La afilada cuchilla de la corta césped silbaba al deslizarse sobre la verde pradera, cortando las altas y frondosas hierbas. El jardinero manejaba la máquina con destreza, dedicándose a su labor con esmero y precisión.
Llevaba años manteniendo aquel jardín, y conocía cada rincón, cada arbolillo, cada sendero. Pero en su memoria no había fisura alguna sobre las bellezas que atesoraba. Cada brote de flores, cada cambio de follaje le traía recuerdos. ¿Cuántas primaveras habrán transcurrido desde aquel día en que plantó aquella rosa trepadora? No podría decirlo con certeza, solo sabía que nunca se cansaba de admirar su esplendor.
¿Cuántas horas habrá pasado al sol, bajo la lluvia, cortando hierba tras hierba?
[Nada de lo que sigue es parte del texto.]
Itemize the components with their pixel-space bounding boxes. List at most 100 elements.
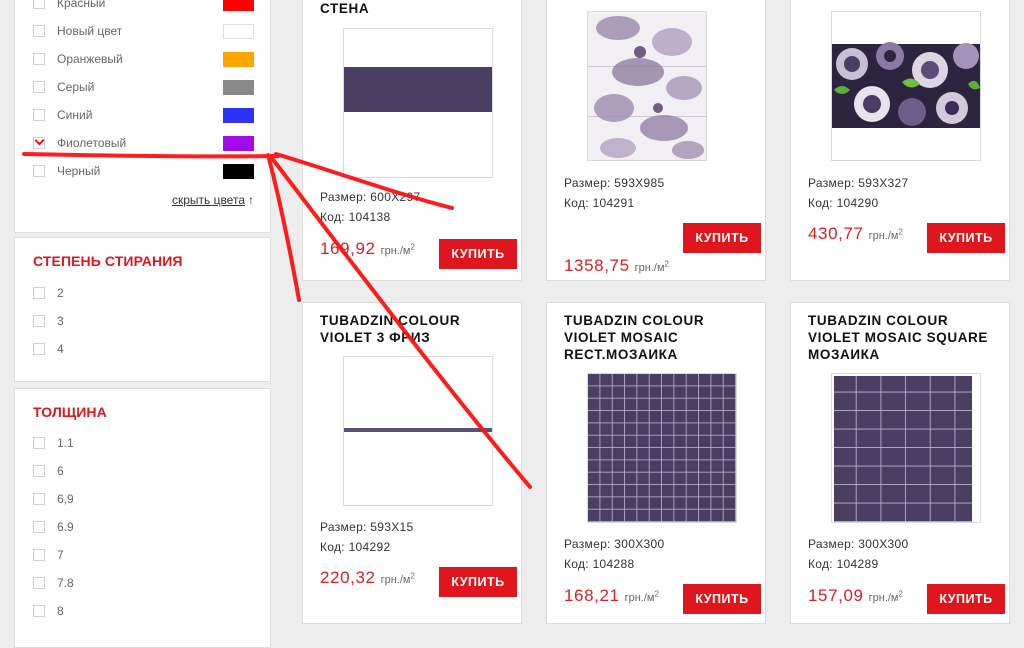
option-label: 2 [57, 286, 64, 300]
price-unit: грн./м2 [625, 590, 659, 604]
buy-button[interactable]: КУПИТЬ [683, 223, 761, 253]
mosaic-grid-icon[interactable] [587, 373, 737, 523]
color-option-violet[interactable]: Фиолетовый [33, 135, 126, 151]
rose-pattern [832, 12, 980, 160]
option-label: 3 [57, 314, 64, 328]
color-filter-panel: Красный Новый цвет Оранжевый Серый Синий… [14, 0, 271, 233]
price-unit: грн./м2 [869, 589, 903, 604]
color-option-label: Оранжевый [57, 52, 123, 66]
product-card: TUBADZIN COLOUR VIOLET 3 ФРИЗ Размер: 59… [302, 302, 522, 624]
checkbox[interactable] [33, 343, 45, 355]
price-value: 430,77 [808, 224, 864, 243]
checkbox[interactable] [33, 315, 45, 327]
abrasion-filter-panel: СТЕПЕНЬ СТИРАНИЯ 2 3 4 [14, 237, 271, 382]
color-option-gray[interactable]: Серый [33, 79, 94, 95]
color-swatch-violet [223, 136, 254, 151]
checkbox[interactable] [33, 81, 45, 93]
option-label: 1.1 [57, 436, 74, 450]
color-option-black[interactable]: Черный [33, 163, 100, 179]
option-label: 7.8 [57, 576, 74, 590]
product-code: Код: 104289 [808, 557, 879, 571]
checkbox-checked[interactable] [33, 137, 45, 149]
product-title[interactable]: TUBADZIN COLOUR VIOLET MOSAIC SQUARE МОЗ… [808, 312, 998, 363]
annotation-stroke [266, 153, 301, 302]
abrasion-option[interactable]: 2 [33, 285, 64, 301]
product-size: Размер: 600X297 [320, 190, 421, 204]
unit-sup: 2 [664, 259, 669, 269]
panel-title: СТЕПЕНЬ СТИРАНИЯ [33, 253, 183, 269]
product-title[interactable]: TUBADZIN COLOUR VIOLET MOSAIC RECT.МОЗАИ… [564, 312, 754, 363]
buy-button[interactable]: КУПИТЬ [683, 584, 761, 614]
thickness-option[interactable]: 6,9 [33, 491, 74, 507]
abrasion-option[interactable]: 4 [33, 341, 64, 357]
color-option-blue[interactable]: Синий [33, 107, 92, 123]
color-swatch-black [223, 164, 254, 179]
thickness-option[interactable]: 7 [33, 547, 64, 563]
checkbox[interactable] [33, 493, 45, 505]
thickness-filter-panel: ТОЛЩИНА 1.1 6 6,9 6.9 7 7.8 8 [14, 388, 271, 648]
unit-text: грн./м [380, 574, 411, 586]
option-label: 6 [57, 464, 64, 478]
checkbox[interactable] [33, 0, 45, 9]
product-title[interactable]: СТЕНА [320, 0, 510, 17]
product-card: Размер: 593X985 Код: 104291 КУПИТЬ 1358,… [546, 0, 766, 281]
checkbox[interactable] [33, 549, 45, 561]
unit-text: грн./м [380, 245, 411, 257]
mosaic-brick-pattern [834, 376, 972, 522]
abrasion-option[interactable]: 3 [33, 313, 64, 329]
checkbox[interactable] [33, 53, 45, 65]
checkbox[interactable] [33, 287, 45, 299]
checkbox[interactable] [33, 25, 45, 37]
price-unit: грн./м2 [868, 227, 903, 242]
buy-button[interactable]: КУПИТЬ [439, 239, 517, 269]
product-card: TUBADZIN COLOUR VIOLET MOSAIC SQUARE МОЗ… [790, 302, 1010, 624]
checkbox[interactable] [33, 437, 45, 449]
color-option-red[interactable]: Красный [33, 0, 105, 11]
floral-panel-icon[interactable] [587, 11, 707, 161]
color-option-orange[interactable]: Оранжевый [33, 51, 123, 67]
checkbox[interactable] [33, 521, 45, 533]
checkbox[interactable] [33, 577, 45, 589]
buy-button[interactable]: КУПИТЬ [439, 567, 517, 597]
unit-sup: 2 [898, 227, 903, 237]
floral-pattern [588, 12, 706, 160]
checkbox[interactable] [33, 165, 45, 177]
product-size: Размер: 300X300 [808, 537, 909, 551]
checkbox[interactable] [33, 109, 45, 121]
product-size: Размер: 300X300 [564, 537, 665, 551]
unit-text: грн./м [634, 262, 665, 274]
product-card: СТЕНА Размер: 600X297 Код: 104138 169,92… [302, 0, 522, 281]
checkbox[interactable] [33, 465, 45, 477]
price-value: 220,32 [320, 568, 376, 587]
product-size: Размер: 593X985 [564, 176, 665, 190]
thickness-option[interactable]: 6.9 [33, 519, 74, 535]
mosaic-brick-icon[interactable] [831, 373, 981, 523]
product-card: TUBADZIN COLOUR VIOLET MOSAIC RECT.МОЗАИ… [546, 302, 766, 624]
thickness-option[interactable]: 6 [33, 463, 64, 479]
thickness-option[interactable]: 7.8 [33, 575, 74, 591]
panel-title: ТОЛЩИНА [33, 404, 107, 420]
color-swatch-gray [223, 80, 254, 95]
color-option-label: Черный [57, 164, 101, 178]
unit-text: грн./м [868, 230, 899, 242]
option-label: 7 [57, 548, 64, 562]
product-title[interactable]: TUBADZIN COLOUR VIOLET 3 ФРИЗ [320, 312, 510, 346]
rose-decor-icon[interactable] [831, 11, 981, 161]
price-value: 168,21 [564, 586, 620, 605]
color-swatch-blue [223, 108, 254, 123]
buy-button[interactable]: КУПИТЬ [927, 223, 1005, 253]
unit-sup: 2 [898, 589, 903, 599]
frieze-line-icon[interactable] [343, 356, 493, 506]
product-code: Код: 104288 [564, 557, 635, 571]
color-option-new[interactable]: Новый цвет [33, 23, 122, 39]
thickness-option[interactable]: 8 [33, 603, 64, 619]
color-swatch-orange [223, 52, 254, 67]
wall-stripe-icon[interactable] [343, 28, 493, 178]
hide-colors-link[interactable]: скрыть цвета ↑ [172, 193, 254, 207]
price-unit: грн./м2 [380, 572, 415, 586]
checkbox[interactable] [33, 605, 45, 617]
buy-button[interactable]: КУПИТЬ [927, 584, 1005, 614]
product-card: Размер: 593X327 Код: 104290 430,77 грн./… [790, 0, 1010, 281]
color-swatch-new [223, 24, 254, 39]
thickness-option[interactable]: 1.1 [33, 435, 74, 451]
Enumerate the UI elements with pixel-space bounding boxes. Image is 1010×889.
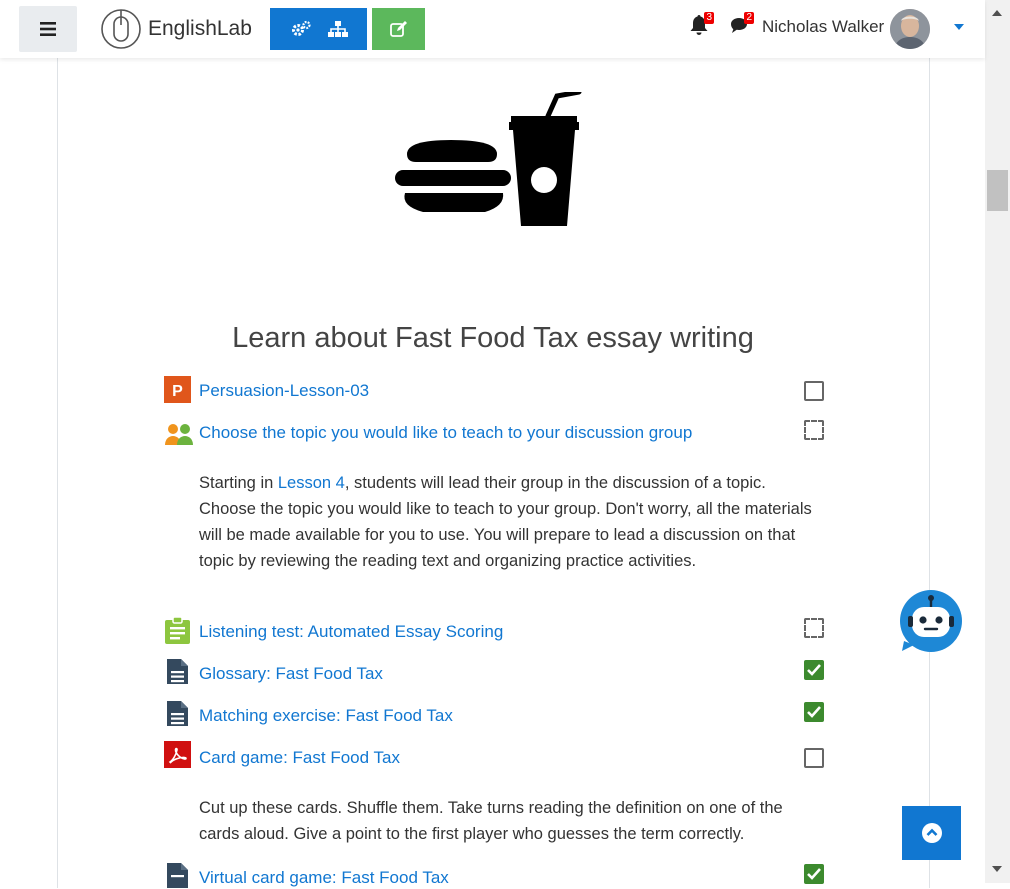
- scroll-up-arrow-icon[interactable]: [992, 10, 1002, 16]
- messages-button[interactable]: 2: [729, 12, 754, 38]
- cogs-icon[interactable]: [290, 20, 312, 38]
- assignment-icon: [165, 617, 190, 644]
- completion-checked-icon[interactable]: [804, 864, 824, 884]
- mouse-logo-icon: [101, 9, 141, 49]
- description-text: Starting in: [199, 474, 278, 492]
- scrollbar-thumb[interactable]: [987, 170, 1008, 211]
- presentation-icon: P: [164, 376, 191, 403]
- user-name[interactable]: Nicholas Walker: [762, 17, 884, 37]
- pdf-icon: [164, 741, 191, 768]
- messages-badge: 2: [744, 12, 754, 24]
- notifications-badge: 3: [704, 12, 714, 24]
- avatar[interactable]: [890, 9, 930, 49]
- back-to-top-button[interactable]: [902, 806, 961, 860]
- activity-link-matching-exercise[interactable]: Matching exercise: Fast Food Tax: [199, 706, 453, 726]
- document-icon: [167, 863, 188, 888]
- completion-auto-indicator: [804, 420, 824, 440]
- document-icon: [167, 701, 188, 726]
- notifications-button[interactable]: 3: [689, 12, 714, 38]
- chatbot-button[interactable]: [898, 589, 962, 653]
- sitemap-icon[interactable]: [327, 20, 348, 38]
- activity-link-virtual-card-game[interactable]: Virtual card game: Fast Food Tax: [199, 868, 449, 888]
- activity-link-choose-topic[interactable]: Choose the topic you would like to teach…: [199, 423, 692, 443]
- activity-link-listening-test[interactable]: Listening test: Automated Essay Scoring: [199, 622, 503, 642]
- top-navbar: EnglishLab 3 2 Nicholas Walker: [0, 0, 985, 58]
- completion-checked-icon[interactable]: [804, 702, 824, 722]
- admin-tools-button-group: [270, 8, 367, 50]
- activity-description-card-game: Cut up these cards. Shuffle them. Take t…: [199, 799, 783, 843]
- burger-and-drink-icon: [395, 92, 582, 226]
- svg-text:P: P: [172, 383, 183, 400]
- document-icon: [167, 659, 188, 684]
- edit-icon: [389, 21, 407, 37]
- scroll-down-arrow-icon[interactable]: [992, 866, 1002, 872]
- edit-mode-button[interactable]: [372, 8, 425, 50]
- group-choice-icon: [165, 424, 193, 445]
- brand-name: EnglishLab: [148, 17, 252, 40]
- activity-description-choose-topic: Starting in Lesson 4, students will lead…: [199, 470, 819, 574]
- hamburger-icon: [40, 22, 56, 36]
- chevron-up-circle-icon: [921, 823, 942, 843]
- activity-link-glossary[interactable]: Glossary: Fast Food Tax: [199, 664, 383, 684]
- page-scrollbar[interactable]: [985, 0, 1010, 883]
- activity-link-persuasion-lesson[interactable]: Persuasion-Lesson-03: [199, 381, 369, 401]
- user-menu-caret-icon[interactable]: [954, 24, 964, 30]
- completion-checkbox[interactable]: [804, 381, 824, 401]
- completion-checkbox[interactable]: [804, 748, 824, 768]
- lesson-4-link[interactable]: Lesson 4: [278, 474, 345, 492]
- activity-link-card-game[interactable]: Card game: Fast Food Tax: [199, 748, 400, 768]
- completion-checked-icon[interactable]: [804, 660, 824, 680]
- menu-toggle-button[interactable]: [19, 6, 77, 52]
- completion-auto-indicator: [804, 618, 824, 638]
- site-brand[interactable]: EnglishLab: [100, 8, 252, 50]
- user-photo-icon: [890, 9, 930, 49]
- section-title: Learn about Fast Food Tax essay writing: [232, 322, 754, 354]
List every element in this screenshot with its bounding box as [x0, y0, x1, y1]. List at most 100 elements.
Siempre le pareció un trabajo placentero, ideal para alejarse de las prisas y las voces del mundo exterior. En esa corta césped encontró la calma que su alma ansía, el sosiego que su mente necesita.
Cada paseo por los senderos del jardín le refrescaba la memoria y el corazón. No solo eran las flores las que florecían, él mismo lo hacía a cada gesto, a cada olor, a cada sonido. El rugido de la máquina era una melodía reconfortante, y su bamboleo un baile conocido.
¿Habrá algún día otro jardinero tan afortunado como él para disfrutar de semejante tesoro? Su mirada se perdió en la lejanía, mientras la corta césped seguía su curso.